Autres temps, autres mœurs. Cette histoire m'a été racontée par Saturnin lorsqu'il avait 80 ans. Elle lui faisait encore briller les yeux. (histoire authentique, seuls les noms et prénoms ont été modifiés)

Élève brillant, Saturnin avait été reçu premier du canton au Certif', le certificat d'études primaires présenté après sept ans de scolarité (CP, CE1, CE2, CM1,CM2, plus deux années de « classes de fin d'études »). Cet examen sanctionnait l'acquisition des connaissances de base en français, orthographe, mathématiques, histoire-géo et sciences appliquées, avec une sévérité draconienne : cinq fautes à la dictée étaient éliminatoires, bien des bacheliers et Bac+2 d'aujourd'hui ne s'en relèveraient pas. Dans la génération de Saturnin, 35% seulement des candidats étaient reçus, c'est dire si le succès du jeune homme fut bien accueilli dans la famille :
- Mon garçon, lui dit son père en lissant sa moustache, le Conseil général offre un vélo au premier du canton, je vais aussi te faire un cadeau. Avec le certif' te voici un homme, on va fêter cela entre hommes.

Mon père, se souvient Saturnin, m'emmena dans un établissement tenu par une dame opulente et fort distinguée qui ouvrit la porte massive au premier coup de sonnette, me faisant entrevoir un vestibule cossu et élégamment décoré. Elle salua papa avec moult effusions, j'en conclus donc qu'elle le connaissait bien.

– Bonjour m'sieur Clémenceau, au plaisir ! Mais vous êtes accompagné ? C'est votre fils, ce mignon, quel âge a-t-il ?
– 14 ans, madame Céleste, et il vient d'être reçu premier du canton au certificat d'études.
– Bravo, jeune homme, vos parents doivent être fiers de vous !
– Alors voilà, poursuivit mon père en ignorant l'interruption, comme il a bien travaillé, je vous l'amène pour qu'il devienne un homme.
– Une première fois ! se réjouit Madame Céleste. Merci de votre confiance, M'sieur Clémenceau. N'ayez crainte, on va lui choisir quelqu'un de bien, de bien doux, bien habile. Mesdemoiselles !!! clama-t-elle à la cantonade, descendez tout de suite.

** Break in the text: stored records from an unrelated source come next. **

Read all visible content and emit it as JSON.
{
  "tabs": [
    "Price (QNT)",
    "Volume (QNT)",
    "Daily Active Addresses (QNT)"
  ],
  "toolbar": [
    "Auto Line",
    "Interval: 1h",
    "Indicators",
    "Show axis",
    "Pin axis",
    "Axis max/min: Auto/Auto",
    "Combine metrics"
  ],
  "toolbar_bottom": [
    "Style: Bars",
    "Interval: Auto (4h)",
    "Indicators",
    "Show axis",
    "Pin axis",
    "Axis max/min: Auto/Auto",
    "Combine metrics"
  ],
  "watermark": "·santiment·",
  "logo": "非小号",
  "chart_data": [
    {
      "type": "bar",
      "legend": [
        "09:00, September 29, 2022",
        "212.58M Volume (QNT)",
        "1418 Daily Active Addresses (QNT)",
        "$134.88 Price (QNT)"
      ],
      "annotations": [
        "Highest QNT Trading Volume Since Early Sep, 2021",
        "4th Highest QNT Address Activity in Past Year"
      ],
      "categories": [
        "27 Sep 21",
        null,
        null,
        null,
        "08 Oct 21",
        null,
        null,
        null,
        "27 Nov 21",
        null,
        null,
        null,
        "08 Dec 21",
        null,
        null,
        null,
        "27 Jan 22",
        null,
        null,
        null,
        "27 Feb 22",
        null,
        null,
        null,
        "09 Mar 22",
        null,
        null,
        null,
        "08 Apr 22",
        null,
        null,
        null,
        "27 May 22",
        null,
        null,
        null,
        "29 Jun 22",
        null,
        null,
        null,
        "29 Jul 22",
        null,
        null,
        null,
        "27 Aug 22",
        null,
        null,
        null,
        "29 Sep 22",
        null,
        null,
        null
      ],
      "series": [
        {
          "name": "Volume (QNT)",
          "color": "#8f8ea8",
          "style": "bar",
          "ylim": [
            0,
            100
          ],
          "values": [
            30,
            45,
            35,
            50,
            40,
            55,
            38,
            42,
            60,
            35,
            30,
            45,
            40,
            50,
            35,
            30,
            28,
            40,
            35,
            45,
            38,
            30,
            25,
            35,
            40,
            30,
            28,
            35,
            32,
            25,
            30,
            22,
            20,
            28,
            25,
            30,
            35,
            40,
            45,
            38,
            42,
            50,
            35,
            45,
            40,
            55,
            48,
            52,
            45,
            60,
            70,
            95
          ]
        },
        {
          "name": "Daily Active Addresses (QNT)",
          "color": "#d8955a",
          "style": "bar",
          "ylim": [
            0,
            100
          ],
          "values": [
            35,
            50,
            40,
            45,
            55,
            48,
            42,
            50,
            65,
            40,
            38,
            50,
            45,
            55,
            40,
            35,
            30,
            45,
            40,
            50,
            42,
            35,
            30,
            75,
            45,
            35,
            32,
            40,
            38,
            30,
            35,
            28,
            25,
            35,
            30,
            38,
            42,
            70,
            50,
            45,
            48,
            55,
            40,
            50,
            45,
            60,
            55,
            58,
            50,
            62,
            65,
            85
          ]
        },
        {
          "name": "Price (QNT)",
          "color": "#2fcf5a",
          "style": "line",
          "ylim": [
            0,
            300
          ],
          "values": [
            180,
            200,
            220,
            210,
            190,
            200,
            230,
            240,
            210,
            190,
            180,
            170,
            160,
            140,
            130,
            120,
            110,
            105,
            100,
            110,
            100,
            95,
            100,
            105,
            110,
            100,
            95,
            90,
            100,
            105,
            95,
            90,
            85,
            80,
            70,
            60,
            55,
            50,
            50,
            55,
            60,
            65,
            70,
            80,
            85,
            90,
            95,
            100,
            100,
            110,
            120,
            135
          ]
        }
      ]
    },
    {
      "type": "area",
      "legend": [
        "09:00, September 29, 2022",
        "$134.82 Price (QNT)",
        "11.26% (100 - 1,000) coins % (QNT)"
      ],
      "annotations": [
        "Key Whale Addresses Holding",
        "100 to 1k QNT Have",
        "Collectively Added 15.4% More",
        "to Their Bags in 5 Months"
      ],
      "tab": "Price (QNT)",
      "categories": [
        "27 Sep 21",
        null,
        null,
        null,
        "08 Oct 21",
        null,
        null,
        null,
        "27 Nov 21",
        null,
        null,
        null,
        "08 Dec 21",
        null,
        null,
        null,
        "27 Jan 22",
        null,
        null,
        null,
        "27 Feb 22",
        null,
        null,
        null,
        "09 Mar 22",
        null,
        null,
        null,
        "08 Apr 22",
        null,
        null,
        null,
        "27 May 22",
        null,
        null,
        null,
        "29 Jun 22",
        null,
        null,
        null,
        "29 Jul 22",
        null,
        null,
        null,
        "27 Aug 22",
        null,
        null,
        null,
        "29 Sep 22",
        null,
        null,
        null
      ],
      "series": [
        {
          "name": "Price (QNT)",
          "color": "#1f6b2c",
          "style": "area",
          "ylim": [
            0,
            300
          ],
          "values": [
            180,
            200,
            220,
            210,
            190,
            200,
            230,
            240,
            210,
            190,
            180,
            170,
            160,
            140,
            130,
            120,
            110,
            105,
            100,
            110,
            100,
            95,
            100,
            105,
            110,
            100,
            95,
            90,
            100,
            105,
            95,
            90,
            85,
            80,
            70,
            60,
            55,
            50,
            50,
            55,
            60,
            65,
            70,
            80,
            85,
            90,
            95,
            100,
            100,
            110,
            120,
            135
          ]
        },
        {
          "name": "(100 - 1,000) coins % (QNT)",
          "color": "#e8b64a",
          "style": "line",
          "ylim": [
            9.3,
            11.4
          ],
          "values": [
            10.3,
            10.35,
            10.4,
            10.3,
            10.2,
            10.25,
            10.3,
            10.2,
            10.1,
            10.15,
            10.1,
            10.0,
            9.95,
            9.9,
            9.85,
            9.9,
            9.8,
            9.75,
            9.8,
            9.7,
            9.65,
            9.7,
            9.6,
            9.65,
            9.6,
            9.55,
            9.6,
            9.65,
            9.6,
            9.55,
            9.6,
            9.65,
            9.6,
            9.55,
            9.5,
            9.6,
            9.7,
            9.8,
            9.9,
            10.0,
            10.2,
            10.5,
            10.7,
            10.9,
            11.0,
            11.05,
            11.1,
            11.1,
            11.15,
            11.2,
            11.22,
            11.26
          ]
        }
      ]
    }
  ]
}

Une cavalcade se fit entendre dans l'escalier, calmée par un « Doucement, mesdemoiselles, doucement » de madame Céleste. Saturnin vit surgir dans l'entrée quatre jeunes femmes en robes à volants, toutes plus jolies les unes que les autres. Il écarquillait les yeux comme un gosse devant son premier cadeau de Noël, muet, intimidé, peu informé à vrai dire de ce que lui voulaient ces jolies filles mais déjà apte à apprécier leur charme, au singulier.

Madame Céleste prit alors les choses en mains. (non, pas les choses de Saturnin, bandes de voyous, soyez pas si pressés, je vous parle d'un temps où on savait prendre… le temps).

– Mesdemoiselles, je vous présente Saturnin, il vient d'être reçu premier au Certificat d’études et il est ici pour une première fois.

Elle se tourna vers Saturnin :

– Laquelle de ces demoiselles te plairait, mon chéri ?



« Je ne savais laquelle choisir, je n'osais pas en choisir une de peur de froisser les autres et surtout, ne sachant pas trop ce qui allait se passer, il me manquait des critères de choix indispensables…

Ce fut donc madame Céleste qui choisit pour moi : « Charline, vous avez l'habitude des novices, je vous le confie, prenez en grand soin. »

Je montai les escaliers derrière la jeune femme, qui se retournait parfois avec un joli sourire pour m'encourager. Quand nous fûmes dans la chambre, elle m'expliqua tout, m'aida à la dévêtir, me dévêtit l'essentiel et ma foi… ce fut un grand plaisir d'être initié par une si jolie dame. »

– Et ton père, que faisait-il pendant ce temps ?
– Il était dans le salon avec madame Céleste, qui avait ouvert une bouteille de champagne, et tous deux trinquaient à mon dépucelage.

Saturnin soupira, rêveur :

- Elle avait une distinction, madame Céleste… ça n'existe plus de nos jours.